Here’s what changed.
What is ollama-code
?
ollama-code
is a lightweight wrapper around the Ollama ecosystem that mimics Claude Code’s linear, REPL-style development experience. It’s opinionated, and that’s a good thing.
- Handles prompt engineering and system message injection
- Loads your preferred code-capable model (like
codellama:34b
) - Maintains an in-memory “project context” for incremental development
- Optionally integrates with shell commands or interpreters
It’s built by @tcsenpai, who’s been shipping fast, useful dev tools. This one nails it.
Why It’s Better Than My Last Setup
The original local Claude Code workaround involved:
- Emulating Anthropic’s API with a local Flask server
- Crafting custom system prompts to replicate the Claude Code persona
- Manually managing conversation and code state
ollama-code
eliminates that overhead.
Instead of faking endpoints or building your own wrapper, you just:
git clone https://github.com/tcsenpai/ollama-code
cd ollama-code
ollama run codellama:34b
Then start coding with natural language.
It auto-handles:
- Role separation (user/system/assistant)
- Updating a virtual in-memory codebase
- Partial file edits based on your request
- Refactors vs. rewrites intelligently
This gives you a more Claude-like dev experience, the LLM behaves more like a smart pair programmer, not a chatbot.
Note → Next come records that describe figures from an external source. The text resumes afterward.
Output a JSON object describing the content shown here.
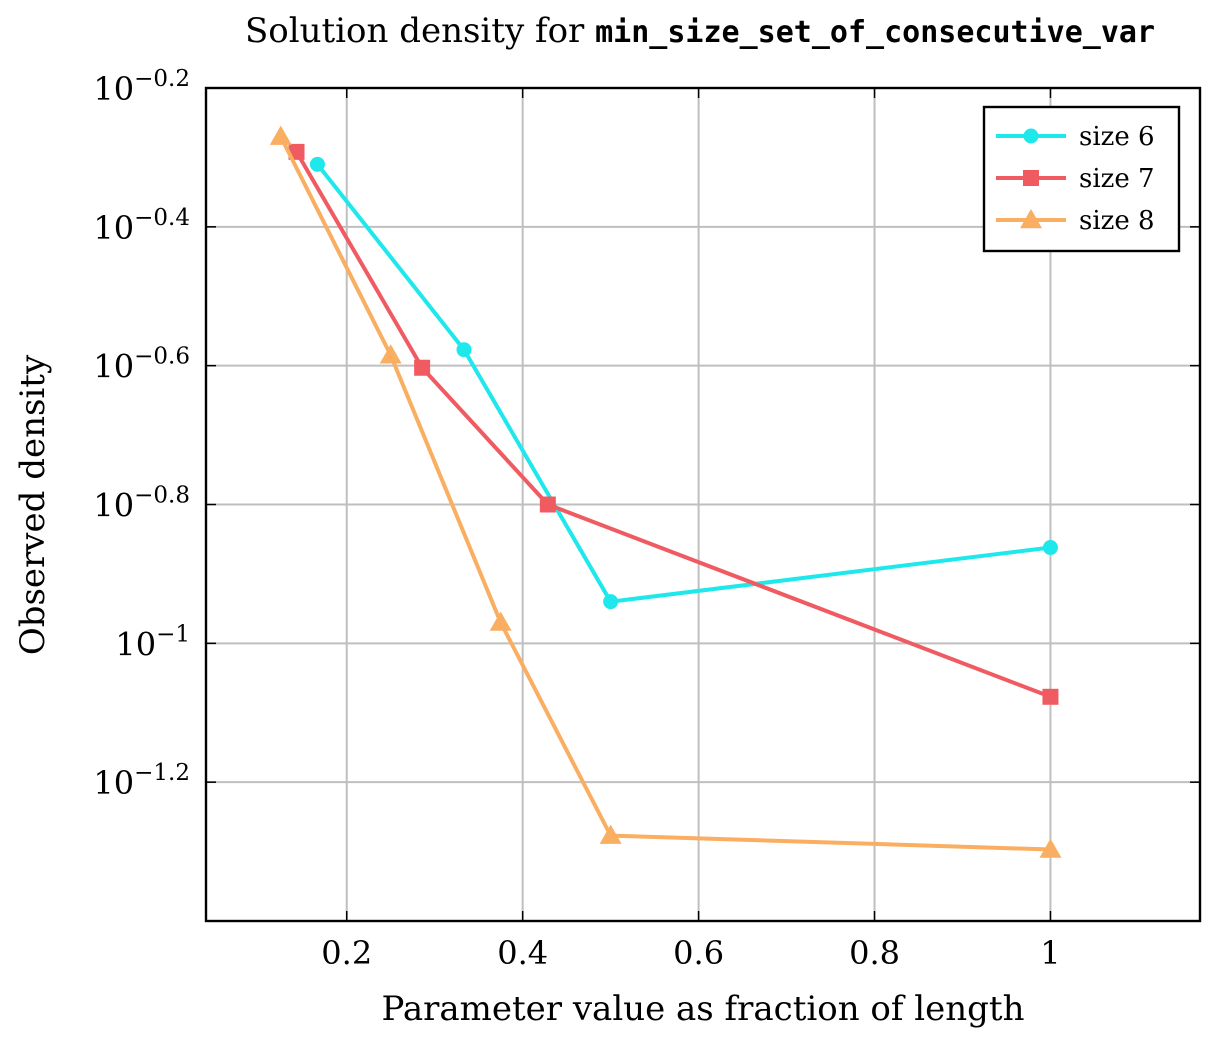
{
  "chart_data": {
    "type": "line",
    "title": {
      "prefix": "Solution density for ",
      "code": "min_size_set_of_consecutive_var"
    },
    "xlabel": "Parameter value as fraction of length",
    "ylabel": "Observed density",
    "xlim": [
      0.04,
      1.17
    ],
    "ylim_log10": [
      -1.4,
      -0.2
    ],
    "y_scale": "log10",
    "xticks": [
      0.2,
      0.4,
      0.6,
      0.8,
      1
    ],
    "xtick_labels": [
      "0.2",
      "0.4",
      "0.6",
      "0.8",
      "1"
    ],
    "yticks_log10": [
      -0.2,
      -0.4,
      -0.6,
      -0.8,
      -1,
      -1.2
    ],
    "ytick_labels": [
      {
        "base": "10",
        "exp": "−0.2"
      },
      {
        "base": "10",
        "exp": "−0.4"
      },
      {
        "base": "10",
        "exp": "−0.6"
      },
      {
        "base": "10",
        "exp": "−0.8"
      },
      {
        "base": "10",
        "exp": "−1"
      },
      {
        "base": "10",
        "exp": "−1.2"
      }
    ],
    "grid": true,
    "legend_position": "top-right",
    "series": [
      {
        "name": "size 6",
        "color": "#1ee8ec",
        "marker": "circle",
        "x": [
          0.1667,
          0.3333,
          0.5,
          1.0
        ],
        "y_log10": [
          -0.31,
          -0.577,
          -0.94,
          -0.862
        ]
      },
      {
        "name": "size 7",
        "color": "#f05b62",
        "marker": "square",
        "x": [
          0.1429,
          0.2857,
          0.4286,
          1.0
        ],
        "y_log10": [
          -0.292,
          -0.603,
          -0.8,
          -1.077
        ]
      },
      {
        "name": "size 8",
        "color": "#f9ae62",
        "marker": "triangle",
        "x": [
          0.125,
          0.25,
          0.375,
          0.5,
          1.0
        ],
        "y_log10": [
          -0.27,
          -0.585,
          -0.97,
          -1.277,
          -1.297
        ]
      }
    ]
  }
}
Works With Your Local Setup
If you’re already using Ollama and have a model like codellama:34b
, deepseek-coder
, or codestral
, you’re good to go. No API keys. No Anthropic paywalls.
It supports multi-turn planning and context updates. You can say:
Add error handling to the
fetchData
function and log failures to a file.
…and it’ll adjust just the lines that matter. No full-file overwrites.
Use Cases
If you’re building a local dev agent or testing workflows, ollama-code
is a solid base:
- Replace Claude Code in your CLI workflow
- Prototype projects incrementally via REPL
- Integrate into automations (e.g. Raycast, n8n, Bash scripts)
- Fine-tune Claude-style prompts
And since it’s open source, you can tweak whatever you need, context handling, file routing, etc.
What’s Still Missing
It’s early, and there’s room to grow:
- No GUI or editor plugin (yet)
- Limited to one-file or basic multi-file memory
- Performance depends on your local Ollama model
Still, for a tool that removes the glue code between natural language and working software, it’s a leap forward.
Final Thoughts
Running Claude Code locally used to be a hack. Now it’s just ollama-code
.
If you’re building AI-assisted dev workflows or exploring local coding agents, this is one of the fastest ways to get started.